IMHO you should try to lay your hands on a burned CD/DVD. I would not be able to survive with the downloaded CD, without significantly more downloads. There are web sites that offer privately burned copies of distributions on CD/DVDs for a very low price. You could surf the web and try to find one of those sites.

When it comes to updating your multimedia, you could wait and hope user nucleuskore creates a series of ZIP packages for openSUSE-11.0 (much like he did for 10.3). Note nucleuskore took the relevant multimedia Packman packages for openSUSE-10.3, put them in ZIP files for 32-bit (and another one for 64-bit), so that can be downloaded offline, and installed on openSUSE PCs that don’t have internet. This is also useful for users with bandwidth limitations, who can then go to an Internet cafe, or other organization, where they can briefly access some one else’s bandwidth, copy to USB, and then copy on one’s openSUSE for subsequent installation of 1st rate multimedia.

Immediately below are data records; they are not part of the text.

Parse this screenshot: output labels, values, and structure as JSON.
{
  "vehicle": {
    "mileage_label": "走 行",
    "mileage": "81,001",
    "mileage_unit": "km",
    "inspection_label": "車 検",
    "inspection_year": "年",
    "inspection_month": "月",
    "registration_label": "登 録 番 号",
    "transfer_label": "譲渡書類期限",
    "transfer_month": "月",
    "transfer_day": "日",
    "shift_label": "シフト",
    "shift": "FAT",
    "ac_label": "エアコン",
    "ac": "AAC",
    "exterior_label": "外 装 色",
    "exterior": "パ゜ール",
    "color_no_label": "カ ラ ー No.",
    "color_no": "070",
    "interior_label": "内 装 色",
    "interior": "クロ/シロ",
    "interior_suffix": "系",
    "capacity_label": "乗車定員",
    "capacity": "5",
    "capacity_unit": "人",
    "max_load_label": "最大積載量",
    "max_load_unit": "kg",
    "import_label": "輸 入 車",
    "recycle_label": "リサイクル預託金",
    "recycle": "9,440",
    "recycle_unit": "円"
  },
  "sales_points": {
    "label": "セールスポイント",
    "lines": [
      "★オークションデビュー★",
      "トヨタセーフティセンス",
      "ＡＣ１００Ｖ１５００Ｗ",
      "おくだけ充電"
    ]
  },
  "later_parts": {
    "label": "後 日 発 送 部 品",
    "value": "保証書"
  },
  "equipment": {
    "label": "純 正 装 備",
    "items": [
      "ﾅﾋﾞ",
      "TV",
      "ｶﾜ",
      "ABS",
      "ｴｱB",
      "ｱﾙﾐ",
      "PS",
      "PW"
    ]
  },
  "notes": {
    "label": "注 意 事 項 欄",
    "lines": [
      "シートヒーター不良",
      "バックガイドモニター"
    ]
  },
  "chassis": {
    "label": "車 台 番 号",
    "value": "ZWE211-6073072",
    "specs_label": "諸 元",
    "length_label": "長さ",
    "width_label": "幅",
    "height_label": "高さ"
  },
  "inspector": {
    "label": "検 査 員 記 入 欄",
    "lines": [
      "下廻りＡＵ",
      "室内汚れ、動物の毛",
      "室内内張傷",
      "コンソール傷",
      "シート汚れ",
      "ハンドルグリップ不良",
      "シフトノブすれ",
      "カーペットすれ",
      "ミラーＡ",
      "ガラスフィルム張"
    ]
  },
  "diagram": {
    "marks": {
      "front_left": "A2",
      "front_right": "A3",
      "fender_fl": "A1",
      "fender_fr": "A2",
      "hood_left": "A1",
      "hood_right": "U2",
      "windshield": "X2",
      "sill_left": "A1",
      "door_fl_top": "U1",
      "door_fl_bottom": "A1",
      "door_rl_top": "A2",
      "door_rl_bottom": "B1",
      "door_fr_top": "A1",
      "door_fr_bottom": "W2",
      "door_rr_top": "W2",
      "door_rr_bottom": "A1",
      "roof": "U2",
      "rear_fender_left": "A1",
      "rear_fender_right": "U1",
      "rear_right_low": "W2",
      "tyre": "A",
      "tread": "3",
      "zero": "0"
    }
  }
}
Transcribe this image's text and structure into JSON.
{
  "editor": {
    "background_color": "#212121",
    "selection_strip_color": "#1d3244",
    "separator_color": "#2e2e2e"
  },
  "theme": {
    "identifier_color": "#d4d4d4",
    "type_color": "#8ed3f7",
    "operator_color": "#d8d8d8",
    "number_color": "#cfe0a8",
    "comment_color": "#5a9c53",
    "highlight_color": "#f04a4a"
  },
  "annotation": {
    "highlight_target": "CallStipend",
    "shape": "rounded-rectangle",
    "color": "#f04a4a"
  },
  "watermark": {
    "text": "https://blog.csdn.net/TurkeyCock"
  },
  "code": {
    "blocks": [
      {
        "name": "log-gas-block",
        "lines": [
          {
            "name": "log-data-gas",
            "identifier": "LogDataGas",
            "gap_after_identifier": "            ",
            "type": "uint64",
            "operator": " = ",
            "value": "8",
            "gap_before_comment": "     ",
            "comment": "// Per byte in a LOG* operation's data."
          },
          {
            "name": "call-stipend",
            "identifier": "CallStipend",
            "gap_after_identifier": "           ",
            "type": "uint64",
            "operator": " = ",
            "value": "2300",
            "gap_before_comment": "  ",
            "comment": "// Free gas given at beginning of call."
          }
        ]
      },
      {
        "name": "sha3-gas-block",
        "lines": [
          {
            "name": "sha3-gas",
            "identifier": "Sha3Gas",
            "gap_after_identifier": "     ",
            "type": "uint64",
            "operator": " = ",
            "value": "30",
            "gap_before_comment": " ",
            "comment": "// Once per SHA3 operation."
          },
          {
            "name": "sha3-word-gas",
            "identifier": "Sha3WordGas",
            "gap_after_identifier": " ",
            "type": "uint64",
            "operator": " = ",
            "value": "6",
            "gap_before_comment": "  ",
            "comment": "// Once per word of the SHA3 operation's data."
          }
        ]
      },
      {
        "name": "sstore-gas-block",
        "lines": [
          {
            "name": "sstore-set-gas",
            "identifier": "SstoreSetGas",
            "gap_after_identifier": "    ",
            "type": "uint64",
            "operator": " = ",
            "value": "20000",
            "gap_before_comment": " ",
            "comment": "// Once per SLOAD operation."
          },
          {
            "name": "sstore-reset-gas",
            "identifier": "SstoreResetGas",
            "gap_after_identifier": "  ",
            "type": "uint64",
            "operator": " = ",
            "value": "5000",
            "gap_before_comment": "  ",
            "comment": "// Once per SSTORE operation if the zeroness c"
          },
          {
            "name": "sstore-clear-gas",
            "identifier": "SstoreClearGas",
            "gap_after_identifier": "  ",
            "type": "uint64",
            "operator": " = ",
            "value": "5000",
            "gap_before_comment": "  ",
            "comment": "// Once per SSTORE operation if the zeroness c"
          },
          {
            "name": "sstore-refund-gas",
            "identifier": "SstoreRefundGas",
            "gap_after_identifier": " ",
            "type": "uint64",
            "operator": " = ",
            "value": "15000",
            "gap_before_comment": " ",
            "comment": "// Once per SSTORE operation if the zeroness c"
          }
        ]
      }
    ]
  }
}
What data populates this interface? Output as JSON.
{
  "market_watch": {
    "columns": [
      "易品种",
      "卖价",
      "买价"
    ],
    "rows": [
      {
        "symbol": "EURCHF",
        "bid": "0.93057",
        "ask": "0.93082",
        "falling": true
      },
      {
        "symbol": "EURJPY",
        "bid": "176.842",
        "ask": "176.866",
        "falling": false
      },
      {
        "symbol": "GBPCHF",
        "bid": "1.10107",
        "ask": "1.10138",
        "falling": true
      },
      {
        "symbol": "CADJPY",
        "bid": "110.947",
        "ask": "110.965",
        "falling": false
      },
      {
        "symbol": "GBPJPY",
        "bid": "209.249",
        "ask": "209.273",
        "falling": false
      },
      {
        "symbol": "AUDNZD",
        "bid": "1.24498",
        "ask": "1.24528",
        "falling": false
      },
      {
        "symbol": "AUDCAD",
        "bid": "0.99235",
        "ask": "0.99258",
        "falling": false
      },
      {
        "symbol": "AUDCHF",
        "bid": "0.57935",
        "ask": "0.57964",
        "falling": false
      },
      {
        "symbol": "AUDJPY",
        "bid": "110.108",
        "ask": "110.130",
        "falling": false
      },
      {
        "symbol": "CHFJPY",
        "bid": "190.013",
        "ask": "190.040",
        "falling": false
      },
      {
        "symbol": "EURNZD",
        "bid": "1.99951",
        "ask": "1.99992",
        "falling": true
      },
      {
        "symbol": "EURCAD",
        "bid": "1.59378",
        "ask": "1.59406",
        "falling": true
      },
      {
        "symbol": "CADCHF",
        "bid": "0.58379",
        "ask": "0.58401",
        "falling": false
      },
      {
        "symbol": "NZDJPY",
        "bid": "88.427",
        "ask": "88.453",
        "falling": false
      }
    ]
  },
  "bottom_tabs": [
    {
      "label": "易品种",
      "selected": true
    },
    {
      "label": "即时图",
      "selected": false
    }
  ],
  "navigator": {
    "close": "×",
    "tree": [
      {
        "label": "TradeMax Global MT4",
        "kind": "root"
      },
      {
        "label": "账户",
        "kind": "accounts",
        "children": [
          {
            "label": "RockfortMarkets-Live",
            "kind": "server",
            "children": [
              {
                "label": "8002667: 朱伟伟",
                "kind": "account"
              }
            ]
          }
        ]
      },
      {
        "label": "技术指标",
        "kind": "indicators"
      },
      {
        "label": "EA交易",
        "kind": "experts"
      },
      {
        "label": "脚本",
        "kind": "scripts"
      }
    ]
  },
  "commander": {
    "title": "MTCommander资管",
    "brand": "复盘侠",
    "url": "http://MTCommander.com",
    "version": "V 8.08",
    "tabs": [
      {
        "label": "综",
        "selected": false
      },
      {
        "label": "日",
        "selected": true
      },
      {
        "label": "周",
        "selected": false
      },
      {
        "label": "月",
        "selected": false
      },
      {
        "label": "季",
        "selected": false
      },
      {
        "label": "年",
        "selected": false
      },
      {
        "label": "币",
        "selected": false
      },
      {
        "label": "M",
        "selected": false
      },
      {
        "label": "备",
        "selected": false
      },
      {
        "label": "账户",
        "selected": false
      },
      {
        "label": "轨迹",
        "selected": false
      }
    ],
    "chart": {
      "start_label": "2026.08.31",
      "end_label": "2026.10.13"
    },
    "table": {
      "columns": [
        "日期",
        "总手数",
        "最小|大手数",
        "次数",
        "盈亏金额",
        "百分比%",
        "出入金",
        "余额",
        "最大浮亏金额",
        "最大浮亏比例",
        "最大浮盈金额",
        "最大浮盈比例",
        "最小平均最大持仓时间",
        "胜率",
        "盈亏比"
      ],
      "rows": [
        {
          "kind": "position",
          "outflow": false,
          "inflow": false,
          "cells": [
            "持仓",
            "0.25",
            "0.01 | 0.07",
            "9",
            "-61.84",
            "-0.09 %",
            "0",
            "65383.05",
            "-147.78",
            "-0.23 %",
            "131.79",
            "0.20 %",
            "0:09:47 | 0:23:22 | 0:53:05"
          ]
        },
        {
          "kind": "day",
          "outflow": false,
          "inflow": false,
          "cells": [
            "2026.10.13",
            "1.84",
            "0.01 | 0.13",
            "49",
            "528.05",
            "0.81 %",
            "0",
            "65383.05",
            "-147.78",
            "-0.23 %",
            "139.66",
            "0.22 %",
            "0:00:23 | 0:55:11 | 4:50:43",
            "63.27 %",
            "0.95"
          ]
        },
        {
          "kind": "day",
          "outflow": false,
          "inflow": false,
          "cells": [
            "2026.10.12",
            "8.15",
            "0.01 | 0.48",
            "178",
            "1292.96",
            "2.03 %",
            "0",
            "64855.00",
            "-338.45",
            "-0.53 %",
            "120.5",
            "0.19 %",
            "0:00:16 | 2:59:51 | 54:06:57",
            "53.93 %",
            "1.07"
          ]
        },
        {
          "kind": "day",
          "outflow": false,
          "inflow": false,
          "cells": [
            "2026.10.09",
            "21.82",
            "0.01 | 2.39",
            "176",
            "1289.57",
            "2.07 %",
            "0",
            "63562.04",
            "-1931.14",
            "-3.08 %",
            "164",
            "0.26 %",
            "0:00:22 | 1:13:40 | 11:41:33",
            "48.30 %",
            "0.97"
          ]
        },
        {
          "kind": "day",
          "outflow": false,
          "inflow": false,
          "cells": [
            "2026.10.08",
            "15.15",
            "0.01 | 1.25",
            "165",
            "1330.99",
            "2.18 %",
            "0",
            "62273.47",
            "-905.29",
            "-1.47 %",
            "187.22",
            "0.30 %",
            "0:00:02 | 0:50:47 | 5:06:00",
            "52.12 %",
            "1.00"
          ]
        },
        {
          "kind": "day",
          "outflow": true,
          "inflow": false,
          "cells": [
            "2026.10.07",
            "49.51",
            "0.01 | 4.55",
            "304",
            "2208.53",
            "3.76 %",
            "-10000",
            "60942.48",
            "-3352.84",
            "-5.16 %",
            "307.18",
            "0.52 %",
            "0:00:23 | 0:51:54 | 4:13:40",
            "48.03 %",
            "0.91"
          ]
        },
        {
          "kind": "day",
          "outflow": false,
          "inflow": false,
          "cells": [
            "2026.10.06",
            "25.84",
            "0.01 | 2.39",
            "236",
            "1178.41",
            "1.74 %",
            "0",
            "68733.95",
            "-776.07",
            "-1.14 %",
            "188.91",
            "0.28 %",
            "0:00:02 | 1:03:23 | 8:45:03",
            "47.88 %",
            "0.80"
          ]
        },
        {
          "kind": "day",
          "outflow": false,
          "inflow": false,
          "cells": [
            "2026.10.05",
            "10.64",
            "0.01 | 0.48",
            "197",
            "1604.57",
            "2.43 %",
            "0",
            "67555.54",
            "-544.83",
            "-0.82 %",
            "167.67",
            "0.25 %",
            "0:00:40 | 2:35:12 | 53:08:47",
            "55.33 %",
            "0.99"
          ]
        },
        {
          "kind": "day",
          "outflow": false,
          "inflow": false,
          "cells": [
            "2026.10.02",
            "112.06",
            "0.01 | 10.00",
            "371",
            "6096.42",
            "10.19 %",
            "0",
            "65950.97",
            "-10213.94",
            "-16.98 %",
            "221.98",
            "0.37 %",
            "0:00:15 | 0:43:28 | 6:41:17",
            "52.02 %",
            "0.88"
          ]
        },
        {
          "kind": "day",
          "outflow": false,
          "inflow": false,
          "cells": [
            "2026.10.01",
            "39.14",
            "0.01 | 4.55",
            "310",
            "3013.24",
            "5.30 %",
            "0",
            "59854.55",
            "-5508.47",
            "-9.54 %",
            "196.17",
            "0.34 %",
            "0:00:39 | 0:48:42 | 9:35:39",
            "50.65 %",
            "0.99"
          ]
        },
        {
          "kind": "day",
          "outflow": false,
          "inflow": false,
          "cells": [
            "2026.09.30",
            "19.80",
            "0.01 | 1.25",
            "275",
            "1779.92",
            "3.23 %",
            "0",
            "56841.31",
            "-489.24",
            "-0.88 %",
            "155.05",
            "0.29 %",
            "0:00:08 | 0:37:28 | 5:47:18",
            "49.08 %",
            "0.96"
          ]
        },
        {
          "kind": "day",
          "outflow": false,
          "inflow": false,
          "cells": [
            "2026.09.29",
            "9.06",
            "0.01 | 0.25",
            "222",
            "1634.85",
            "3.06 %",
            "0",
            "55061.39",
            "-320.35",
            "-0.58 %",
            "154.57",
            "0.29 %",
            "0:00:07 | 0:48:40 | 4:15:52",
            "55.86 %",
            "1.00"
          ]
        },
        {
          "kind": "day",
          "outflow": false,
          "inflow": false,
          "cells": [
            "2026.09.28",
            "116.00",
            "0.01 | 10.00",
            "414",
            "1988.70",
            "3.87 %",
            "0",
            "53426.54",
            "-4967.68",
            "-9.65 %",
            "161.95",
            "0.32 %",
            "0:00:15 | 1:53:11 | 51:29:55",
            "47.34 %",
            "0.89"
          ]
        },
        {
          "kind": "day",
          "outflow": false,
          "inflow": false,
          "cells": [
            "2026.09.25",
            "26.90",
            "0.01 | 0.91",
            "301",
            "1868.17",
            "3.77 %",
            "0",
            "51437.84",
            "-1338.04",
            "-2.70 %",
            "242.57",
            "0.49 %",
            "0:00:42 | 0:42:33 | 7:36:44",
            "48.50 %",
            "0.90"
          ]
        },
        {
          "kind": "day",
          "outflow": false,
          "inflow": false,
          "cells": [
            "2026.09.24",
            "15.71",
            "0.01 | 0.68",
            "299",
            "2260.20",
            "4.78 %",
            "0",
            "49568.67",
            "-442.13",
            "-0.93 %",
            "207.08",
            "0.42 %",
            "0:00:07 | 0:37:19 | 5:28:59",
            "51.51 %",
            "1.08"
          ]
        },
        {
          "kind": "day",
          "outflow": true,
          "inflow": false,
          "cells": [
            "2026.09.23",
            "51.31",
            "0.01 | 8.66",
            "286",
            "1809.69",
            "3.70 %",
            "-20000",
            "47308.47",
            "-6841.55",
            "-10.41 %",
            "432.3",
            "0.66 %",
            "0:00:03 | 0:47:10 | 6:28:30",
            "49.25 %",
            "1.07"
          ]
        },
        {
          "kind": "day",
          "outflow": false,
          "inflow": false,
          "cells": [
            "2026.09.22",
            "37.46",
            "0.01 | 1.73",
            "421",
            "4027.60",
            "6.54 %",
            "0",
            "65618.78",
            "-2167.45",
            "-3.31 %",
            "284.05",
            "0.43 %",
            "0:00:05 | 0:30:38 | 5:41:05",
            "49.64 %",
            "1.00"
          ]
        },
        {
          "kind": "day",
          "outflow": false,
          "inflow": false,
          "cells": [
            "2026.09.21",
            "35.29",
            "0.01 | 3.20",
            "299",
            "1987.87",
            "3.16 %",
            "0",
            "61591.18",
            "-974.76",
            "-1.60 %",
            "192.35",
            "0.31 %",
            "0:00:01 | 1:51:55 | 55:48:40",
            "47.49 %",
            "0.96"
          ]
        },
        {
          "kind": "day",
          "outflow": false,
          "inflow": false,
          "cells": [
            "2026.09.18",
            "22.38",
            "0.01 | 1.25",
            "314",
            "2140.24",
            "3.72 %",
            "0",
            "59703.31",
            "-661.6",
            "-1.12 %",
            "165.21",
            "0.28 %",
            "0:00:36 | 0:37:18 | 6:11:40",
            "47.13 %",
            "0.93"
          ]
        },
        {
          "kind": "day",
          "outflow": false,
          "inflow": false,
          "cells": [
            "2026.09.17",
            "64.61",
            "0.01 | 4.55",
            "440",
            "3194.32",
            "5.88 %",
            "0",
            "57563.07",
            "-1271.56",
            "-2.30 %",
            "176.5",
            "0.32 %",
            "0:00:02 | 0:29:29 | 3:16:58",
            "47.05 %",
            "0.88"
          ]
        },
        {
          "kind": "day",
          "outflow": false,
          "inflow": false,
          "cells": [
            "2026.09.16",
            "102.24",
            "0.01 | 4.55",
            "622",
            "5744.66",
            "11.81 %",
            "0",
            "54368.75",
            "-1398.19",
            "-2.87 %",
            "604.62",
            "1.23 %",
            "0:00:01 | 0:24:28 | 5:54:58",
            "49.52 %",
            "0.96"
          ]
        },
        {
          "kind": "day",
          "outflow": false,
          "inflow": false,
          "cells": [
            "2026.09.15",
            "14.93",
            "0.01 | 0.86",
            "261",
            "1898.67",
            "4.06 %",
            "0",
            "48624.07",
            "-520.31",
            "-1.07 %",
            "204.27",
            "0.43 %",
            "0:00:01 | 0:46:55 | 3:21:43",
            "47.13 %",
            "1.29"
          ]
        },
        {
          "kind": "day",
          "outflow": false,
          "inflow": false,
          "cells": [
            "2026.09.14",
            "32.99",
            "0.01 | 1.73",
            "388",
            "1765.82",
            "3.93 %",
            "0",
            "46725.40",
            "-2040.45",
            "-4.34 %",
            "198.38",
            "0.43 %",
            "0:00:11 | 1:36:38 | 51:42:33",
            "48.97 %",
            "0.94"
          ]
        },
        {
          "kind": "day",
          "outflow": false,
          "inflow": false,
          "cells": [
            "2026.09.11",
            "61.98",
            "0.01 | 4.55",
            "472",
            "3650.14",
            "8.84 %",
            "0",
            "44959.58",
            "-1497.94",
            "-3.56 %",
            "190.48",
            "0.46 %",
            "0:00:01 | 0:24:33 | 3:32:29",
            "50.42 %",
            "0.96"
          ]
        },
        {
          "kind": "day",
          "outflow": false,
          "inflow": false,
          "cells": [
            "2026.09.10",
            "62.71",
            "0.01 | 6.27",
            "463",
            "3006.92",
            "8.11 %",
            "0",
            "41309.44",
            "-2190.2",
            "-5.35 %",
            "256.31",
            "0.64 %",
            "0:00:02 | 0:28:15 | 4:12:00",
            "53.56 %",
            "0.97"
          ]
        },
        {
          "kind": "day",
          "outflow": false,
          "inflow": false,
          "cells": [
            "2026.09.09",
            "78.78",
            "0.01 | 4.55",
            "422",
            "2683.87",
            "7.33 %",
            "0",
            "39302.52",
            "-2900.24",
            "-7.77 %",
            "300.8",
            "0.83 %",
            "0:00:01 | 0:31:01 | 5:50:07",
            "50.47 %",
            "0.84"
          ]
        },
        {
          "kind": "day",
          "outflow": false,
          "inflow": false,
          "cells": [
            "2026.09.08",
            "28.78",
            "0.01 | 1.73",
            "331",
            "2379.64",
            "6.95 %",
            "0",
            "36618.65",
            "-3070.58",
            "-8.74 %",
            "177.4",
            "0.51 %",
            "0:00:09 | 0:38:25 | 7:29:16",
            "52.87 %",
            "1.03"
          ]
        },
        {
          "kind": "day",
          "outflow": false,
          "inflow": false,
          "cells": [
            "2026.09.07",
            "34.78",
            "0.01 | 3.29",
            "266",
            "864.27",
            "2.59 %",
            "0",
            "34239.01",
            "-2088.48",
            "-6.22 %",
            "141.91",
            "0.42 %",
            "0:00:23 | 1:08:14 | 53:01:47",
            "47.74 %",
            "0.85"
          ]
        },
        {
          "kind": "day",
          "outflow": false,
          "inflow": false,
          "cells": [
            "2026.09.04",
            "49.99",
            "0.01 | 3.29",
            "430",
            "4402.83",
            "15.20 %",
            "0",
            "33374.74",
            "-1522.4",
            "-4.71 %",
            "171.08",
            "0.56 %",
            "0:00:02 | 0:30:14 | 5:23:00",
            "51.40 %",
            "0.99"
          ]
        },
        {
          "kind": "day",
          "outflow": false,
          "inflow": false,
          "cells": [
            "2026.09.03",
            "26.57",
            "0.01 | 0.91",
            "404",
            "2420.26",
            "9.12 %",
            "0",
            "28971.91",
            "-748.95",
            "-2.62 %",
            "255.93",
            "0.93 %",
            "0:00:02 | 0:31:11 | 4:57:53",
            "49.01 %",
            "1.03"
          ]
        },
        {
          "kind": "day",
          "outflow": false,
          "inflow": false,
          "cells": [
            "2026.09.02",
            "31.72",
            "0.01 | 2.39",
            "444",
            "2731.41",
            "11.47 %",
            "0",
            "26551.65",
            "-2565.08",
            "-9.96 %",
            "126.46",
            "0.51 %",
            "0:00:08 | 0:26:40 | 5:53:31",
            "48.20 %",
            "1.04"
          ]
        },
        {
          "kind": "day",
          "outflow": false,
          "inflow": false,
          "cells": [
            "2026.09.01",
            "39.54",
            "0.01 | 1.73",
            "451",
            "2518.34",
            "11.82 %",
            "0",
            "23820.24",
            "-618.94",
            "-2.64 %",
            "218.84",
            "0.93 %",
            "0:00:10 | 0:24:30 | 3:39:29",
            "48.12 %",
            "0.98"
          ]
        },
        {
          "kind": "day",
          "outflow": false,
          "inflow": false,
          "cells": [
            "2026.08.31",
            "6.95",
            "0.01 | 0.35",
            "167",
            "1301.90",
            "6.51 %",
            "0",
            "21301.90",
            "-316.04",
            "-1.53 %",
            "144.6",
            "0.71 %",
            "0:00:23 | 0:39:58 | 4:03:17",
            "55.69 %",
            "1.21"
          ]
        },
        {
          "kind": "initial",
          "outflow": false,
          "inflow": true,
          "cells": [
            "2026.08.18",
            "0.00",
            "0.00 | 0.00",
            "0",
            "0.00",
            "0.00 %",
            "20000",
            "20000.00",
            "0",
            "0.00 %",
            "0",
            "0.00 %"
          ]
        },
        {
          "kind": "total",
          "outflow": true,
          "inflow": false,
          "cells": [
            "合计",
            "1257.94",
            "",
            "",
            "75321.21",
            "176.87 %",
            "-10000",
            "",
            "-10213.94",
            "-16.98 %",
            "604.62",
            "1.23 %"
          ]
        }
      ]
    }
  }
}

For example, for openSUSE-10.3 users:

First off, if I download the CD version of SUSE, how much more will I need to download to in order to get what I normally install - the basics really - the O/S along with KDE, multimedia, laptop packages and a few other programs along with Bibletime. My bandwidth cap is 2GB a month and that is it. I don’t have the capability to do much else.

If you know for sure which desktop you want to use, you’ll get pretty much everything out of a liveCD install. For sure you have to download some applications additionally, but I guess you should not exceed your 2GB bandwidth cap.

Hope that helps!

lol, you beat me in a few minutes!

Buy a pressed DVD from a duplicator. You can find some links at distrowatch.com. Or ask your local LUG if somebody can do you a favour and burn you a copy. You will appreciate having the physical media. You can install multiple times without worrying you are eating up your byte allowance.

In the past I’ve used CheapBytes, they’ve offered media at decent prices and shipping options appropriate for the overall expense budget you have.

CheapBytes – Welcome

Hope this helps.

Thanks for the replies. It helps a lot! :slight_smile:

hey man I too from south africa and pretty noob when it come to the suse but did notice a local mirror site and they have packed in to a rar file and only takes 340 megs. this should ok to download even for us Data striken SA people. the site is
Index of /distribution
… now for my problem and a show of my noob skills maybe you can help how do I write I dvd from a rar file ?? how is this possible

  • mineer,

we don’t provide support in the chitchat forum, sorry. Please ask in the install/boot/login forum.

Uwe

:rolleyes: noted thanks any way

If you are close to a book store you can get a copy of Linux Format normally they have a disk that have over 4GB of Linux Distro’s.